In order for us to have sustained Universal's protest, the record would have had to indicate that Universal stood a reasonable possibility of award for the additional, unadvertised quantity of MRLs. We found that the evaluation was conducted in accordance with the stated evaluation criteria, and that the agency's low rating of Universal's technical proposal was reasonable. Furthermore, Universal's cost proposal offered the same per-unit MRL prices regardless of the quantity produced. contrast, both UTE and Hughes offered decreasing unit prices for increased quantities. Universal does not challenge our conclusions with respect to the technical evaluation of its proposal, nor claim it would have offered a lower unit price for the higher quantity. Therefore, we have no reason to change our conclusion that Universal would not have been in line for award had it been afforded the opportunity to revise its proposal to include the increased quantity of MRLs or to submit a new proposal for the additional quantity.

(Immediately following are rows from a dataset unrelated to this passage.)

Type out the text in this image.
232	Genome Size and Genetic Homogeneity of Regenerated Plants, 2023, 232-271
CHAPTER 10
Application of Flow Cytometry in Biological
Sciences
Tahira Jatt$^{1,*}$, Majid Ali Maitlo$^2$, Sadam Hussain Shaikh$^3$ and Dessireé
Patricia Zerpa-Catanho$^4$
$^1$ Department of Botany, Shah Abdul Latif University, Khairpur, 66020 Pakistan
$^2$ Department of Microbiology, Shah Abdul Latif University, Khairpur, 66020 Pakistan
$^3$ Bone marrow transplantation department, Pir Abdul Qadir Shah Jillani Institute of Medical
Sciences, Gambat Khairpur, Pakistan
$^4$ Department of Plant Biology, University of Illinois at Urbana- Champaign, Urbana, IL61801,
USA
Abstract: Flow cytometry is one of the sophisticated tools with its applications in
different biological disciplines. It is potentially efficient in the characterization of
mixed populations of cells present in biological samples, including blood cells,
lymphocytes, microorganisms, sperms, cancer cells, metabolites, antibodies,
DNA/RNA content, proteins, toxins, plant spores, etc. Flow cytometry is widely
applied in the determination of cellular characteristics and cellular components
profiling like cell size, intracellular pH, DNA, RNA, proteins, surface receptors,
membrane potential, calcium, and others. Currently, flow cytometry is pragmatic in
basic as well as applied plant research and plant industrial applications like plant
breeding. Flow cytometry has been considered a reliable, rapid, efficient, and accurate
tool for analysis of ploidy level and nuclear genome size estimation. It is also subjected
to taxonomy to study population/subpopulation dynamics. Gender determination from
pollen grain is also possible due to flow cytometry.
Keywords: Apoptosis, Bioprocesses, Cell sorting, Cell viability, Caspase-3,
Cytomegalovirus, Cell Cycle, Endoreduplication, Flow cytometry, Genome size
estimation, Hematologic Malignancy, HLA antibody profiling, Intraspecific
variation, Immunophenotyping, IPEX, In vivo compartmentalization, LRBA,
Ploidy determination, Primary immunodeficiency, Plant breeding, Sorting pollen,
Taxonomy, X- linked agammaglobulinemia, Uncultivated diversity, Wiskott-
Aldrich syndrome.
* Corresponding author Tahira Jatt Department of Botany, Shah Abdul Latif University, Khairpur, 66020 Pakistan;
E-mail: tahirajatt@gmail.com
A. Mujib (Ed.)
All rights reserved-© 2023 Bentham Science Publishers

In some cases in which prejudice to the protester itself was not clear, we nevertheless sustained the protest upon finding a likelihood that full and open competition was significantly compromised by the agency's actions. See, e.g., ManTech Advanced Sys. Int'l, Inc., B-240136, Oct. 26, 1990, 90-2 CPD Para. 336 (agency improperly waived restrictive experience requirement for only one firm where the requirement essentially defined the field of competition); Ideal Servs., Inc., et al., B-238927.2 et al., Oct. 26, 1990, 90-2 CPD Para. 335 (where no small business bids were received under set-aside, resolicitation rather than award to large business bidder was required). Here, not only is it clear that the protester itself was not prejudiced by the complained-of action and would not have been in line for award had it competed for the increased quantity, but we do not believe that the failure to compete the additional quantity significantly compromised full and open competition. There were 12 firms seeking to provide MRLs to the Air Force. Not one other unsuccessful offeror has complained to us that it would have made changes in its technical or cost proposals if the agency had conducted a new competition for the additional quantity. Nor is there any indication that the field of competition would have been any different for the additional quantity.

The request for reconsideration is denied.